6. If I forgot something over break, I could swing by school and get it!

Even though I still pack my whole closet when I go home from break to prevent the chance of me forgetting something, I still could always go back to school and get something if I were to have forgotten it.

7. Internships/job-hunting process is a lot easier.

I know a lot of my out-of-state friends are having trouble figuring out summer plans through USC, as a lot of the research opportunities and jobs through USC are on campus. Therefore, I don't have to limit myself in my options, as I can easily come back to campus during the summer or other breaks.

8. I'm familiar-ish with the area.

I've lived in LA my whole life, so I know a good amount of places and am familiar with main streets/areas. However, there's still so much for me to explore with new USC friends, as LA is a huge city with so many new places popping up and things to do.

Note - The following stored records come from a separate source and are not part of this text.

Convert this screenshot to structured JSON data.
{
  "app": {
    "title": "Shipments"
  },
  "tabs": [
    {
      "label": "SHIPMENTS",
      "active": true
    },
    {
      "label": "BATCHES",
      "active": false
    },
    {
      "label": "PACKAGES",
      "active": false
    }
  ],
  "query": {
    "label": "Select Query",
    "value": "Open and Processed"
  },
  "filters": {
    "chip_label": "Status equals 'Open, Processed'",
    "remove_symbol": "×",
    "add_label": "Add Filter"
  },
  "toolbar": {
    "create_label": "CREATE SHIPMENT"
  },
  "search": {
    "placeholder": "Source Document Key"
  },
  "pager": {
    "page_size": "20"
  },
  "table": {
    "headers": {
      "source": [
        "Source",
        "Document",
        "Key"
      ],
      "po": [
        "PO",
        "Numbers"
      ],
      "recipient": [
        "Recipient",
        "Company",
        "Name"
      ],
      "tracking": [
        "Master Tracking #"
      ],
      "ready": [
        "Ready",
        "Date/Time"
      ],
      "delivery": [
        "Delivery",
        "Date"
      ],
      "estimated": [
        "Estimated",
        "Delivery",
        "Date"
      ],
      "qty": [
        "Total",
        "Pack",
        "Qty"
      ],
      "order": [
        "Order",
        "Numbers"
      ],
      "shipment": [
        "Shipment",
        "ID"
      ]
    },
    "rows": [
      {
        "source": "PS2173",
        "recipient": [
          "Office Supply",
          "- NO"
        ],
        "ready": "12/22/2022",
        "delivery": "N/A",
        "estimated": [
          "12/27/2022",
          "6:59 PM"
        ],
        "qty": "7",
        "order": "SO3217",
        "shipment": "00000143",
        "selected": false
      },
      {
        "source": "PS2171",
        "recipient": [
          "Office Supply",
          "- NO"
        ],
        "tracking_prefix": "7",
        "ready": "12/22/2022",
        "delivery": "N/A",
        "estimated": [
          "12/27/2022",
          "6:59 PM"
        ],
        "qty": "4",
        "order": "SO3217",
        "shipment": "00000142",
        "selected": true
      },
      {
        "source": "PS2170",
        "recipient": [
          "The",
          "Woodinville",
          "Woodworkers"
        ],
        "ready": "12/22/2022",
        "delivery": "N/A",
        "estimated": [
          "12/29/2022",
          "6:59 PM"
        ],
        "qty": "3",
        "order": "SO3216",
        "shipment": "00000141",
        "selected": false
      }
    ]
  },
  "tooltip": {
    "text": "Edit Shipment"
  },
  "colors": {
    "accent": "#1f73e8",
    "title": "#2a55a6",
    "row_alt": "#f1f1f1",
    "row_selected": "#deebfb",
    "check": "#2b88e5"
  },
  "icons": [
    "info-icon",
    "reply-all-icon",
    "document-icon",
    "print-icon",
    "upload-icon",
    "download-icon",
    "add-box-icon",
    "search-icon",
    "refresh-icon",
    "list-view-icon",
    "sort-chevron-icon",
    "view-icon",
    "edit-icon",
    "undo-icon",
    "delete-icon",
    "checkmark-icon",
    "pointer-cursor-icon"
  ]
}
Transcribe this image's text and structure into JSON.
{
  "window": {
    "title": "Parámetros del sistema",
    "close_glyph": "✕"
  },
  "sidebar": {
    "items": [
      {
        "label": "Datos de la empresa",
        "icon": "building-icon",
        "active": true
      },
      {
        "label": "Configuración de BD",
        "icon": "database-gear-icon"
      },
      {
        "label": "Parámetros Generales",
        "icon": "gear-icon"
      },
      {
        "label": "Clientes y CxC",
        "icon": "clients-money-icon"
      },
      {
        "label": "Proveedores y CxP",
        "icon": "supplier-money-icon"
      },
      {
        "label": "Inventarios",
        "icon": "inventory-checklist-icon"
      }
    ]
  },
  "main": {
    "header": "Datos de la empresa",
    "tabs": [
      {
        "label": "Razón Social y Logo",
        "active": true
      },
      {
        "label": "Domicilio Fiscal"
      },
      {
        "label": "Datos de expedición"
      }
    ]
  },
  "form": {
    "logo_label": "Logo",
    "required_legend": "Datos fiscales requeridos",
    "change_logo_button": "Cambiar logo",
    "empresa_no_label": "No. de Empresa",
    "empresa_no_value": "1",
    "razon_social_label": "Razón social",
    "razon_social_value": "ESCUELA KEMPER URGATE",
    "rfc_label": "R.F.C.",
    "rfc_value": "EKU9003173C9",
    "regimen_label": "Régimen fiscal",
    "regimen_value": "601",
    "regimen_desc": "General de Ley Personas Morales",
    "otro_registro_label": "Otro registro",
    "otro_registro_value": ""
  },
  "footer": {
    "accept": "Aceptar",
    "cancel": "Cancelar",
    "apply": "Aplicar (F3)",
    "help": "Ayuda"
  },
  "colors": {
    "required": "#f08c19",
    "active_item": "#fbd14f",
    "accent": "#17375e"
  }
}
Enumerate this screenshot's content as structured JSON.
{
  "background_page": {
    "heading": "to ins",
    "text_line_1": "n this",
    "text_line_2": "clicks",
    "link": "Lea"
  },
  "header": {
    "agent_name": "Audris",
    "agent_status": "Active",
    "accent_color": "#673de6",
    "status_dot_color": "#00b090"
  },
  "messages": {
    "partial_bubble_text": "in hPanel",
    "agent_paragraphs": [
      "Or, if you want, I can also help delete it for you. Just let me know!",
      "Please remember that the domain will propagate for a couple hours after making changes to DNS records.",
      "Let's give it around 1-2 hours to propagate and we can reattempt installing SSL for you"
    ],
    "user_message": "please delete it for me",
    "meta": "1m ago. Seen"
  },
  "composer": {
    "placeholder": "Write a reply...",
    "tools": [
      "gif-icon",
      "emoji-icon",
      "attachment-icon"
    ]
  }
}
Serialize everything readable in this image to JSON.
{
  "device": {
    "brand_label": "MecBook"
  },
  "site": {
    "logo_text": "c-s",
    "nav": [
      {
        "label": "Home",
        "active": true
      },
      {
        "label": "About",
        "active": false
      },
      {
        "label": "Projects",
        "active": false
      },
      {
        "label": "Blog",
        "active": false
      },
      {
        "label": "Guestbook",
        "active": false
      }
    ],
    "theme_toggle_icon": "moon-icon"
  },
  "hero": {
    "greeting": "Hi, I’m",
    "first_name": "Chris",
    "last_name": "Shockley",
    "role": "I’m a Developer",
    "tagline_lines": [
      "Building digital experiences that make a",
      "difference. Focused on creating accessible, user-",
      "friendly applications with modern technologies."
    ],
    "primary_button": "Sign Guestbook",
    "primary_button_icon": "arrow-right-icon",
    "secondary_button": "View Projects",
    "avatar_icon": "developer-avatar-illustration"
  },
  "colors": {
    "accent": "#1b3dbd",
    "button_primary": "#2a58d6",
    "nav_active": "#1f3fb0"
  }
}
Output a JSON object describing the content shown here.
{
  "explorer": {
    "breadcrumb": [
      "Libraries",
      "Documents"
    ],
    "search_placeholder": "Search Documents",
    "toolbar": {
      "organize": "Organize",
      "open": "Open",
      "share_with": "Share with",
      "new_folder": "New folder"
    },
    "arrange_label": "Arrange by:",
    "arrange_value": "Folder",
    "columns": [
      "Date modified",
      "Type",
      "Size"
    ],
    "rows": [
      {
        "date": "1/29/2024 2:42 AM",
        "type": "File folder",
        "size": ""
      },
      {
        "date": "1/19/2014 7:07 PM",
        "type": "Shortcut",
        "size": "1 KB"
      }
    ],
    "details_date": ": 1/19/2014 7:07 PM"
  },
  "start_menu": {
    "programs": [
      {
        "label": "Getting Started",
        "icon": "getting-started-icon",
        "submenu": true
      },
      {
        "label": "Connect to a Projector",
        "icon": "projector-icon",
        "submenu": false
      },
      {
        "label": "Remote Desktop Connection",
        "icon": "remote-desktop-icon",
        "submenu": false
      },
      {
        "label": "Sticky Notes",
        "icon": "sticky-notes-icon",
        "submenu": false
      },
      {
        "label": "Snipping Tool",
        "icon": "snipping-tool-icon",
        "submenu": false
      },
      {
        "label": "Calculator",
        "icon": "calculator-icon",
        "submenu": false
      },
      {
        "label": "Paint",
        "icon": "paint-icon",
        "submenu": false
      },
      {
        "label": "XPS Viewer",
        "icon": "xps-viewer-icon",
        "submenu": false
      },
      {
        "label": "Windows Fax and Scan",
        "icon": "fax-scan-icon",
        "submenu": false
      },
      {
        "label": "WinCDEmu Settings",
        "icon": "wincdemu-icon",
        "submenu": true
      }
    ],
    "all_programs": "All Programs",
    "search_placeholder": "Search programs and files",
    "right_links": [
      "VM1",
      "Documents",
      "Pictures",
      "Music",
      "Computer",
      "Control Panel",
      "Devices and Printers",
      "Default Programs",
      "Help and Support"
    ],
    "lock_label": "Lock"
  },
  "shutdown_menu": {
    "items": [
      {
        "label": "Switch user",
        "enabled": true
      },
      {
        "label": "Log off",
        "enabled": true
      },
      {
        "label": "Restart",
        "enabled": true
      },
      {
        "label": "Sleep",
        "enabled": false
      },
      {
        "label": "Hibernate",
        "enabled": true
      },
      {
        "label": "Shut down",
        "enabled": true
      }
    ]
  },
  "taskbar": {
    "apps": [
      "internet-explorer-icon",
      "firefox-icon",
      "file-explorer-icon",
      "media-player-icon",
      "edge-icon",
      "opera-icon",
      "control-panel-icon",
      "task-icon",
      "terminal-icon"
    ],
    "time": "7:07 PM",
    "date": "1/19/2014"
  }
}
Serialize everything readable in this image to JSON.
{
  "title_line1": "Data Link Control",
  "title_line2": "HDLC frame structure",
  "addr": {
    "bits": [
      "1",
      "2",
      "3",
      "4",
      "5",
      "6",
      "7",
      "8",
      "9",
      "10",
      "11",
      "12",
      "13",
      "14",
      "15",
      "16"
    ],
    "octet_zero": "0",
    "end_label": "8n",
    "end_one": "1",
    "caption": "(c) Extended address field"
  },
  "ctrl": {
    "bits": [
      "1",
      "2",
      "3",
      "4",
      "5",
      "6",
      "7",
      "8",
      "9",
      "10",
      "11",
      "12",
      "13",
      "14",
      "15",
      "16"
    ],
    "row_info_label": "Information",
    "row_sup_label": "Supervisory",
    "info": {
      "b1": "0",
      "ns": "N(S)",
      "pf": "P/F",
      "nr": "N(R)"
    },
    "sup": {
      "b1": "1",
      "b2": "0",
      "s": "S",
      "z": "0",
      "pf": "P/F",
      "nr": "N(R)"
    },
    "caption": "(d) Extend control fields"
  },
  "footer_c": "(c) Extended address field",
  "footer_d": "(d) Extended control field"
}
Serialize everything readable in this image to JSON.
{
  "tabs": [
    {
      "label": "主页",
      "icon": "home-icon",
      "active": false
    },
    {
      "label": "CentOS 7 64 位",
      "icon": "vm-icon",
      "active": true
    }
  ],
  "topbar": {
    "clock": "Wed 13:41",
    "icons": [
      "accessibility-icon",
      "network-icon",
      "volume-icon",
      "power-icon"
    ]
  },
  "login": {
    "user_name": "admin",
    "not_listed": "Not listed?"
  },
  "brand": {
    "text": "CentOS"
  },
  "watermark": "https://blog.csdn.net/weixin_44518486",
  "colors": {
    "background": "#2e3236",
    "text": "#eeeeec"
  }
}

Going to college in my hometown, in my opinion, has given me a new perspective on the city. Even though I've lived here for 19 years, I'm now traversing the streets by myself or with my new college friends, which is an entirely different experience as well. I may be close to home physically, but through merely living away from my parents it has given me an all the experiences and feelings of independence I'd want in college, as well as the many awesome benefits mentioned prior. I know not every city is as bustling as Los Angeles, but I nevertheless encourage people to dissemble the general stigma around the idea of going to a school close to home. I do believe that there are just as many benefits as going to a school down the block as there is far away.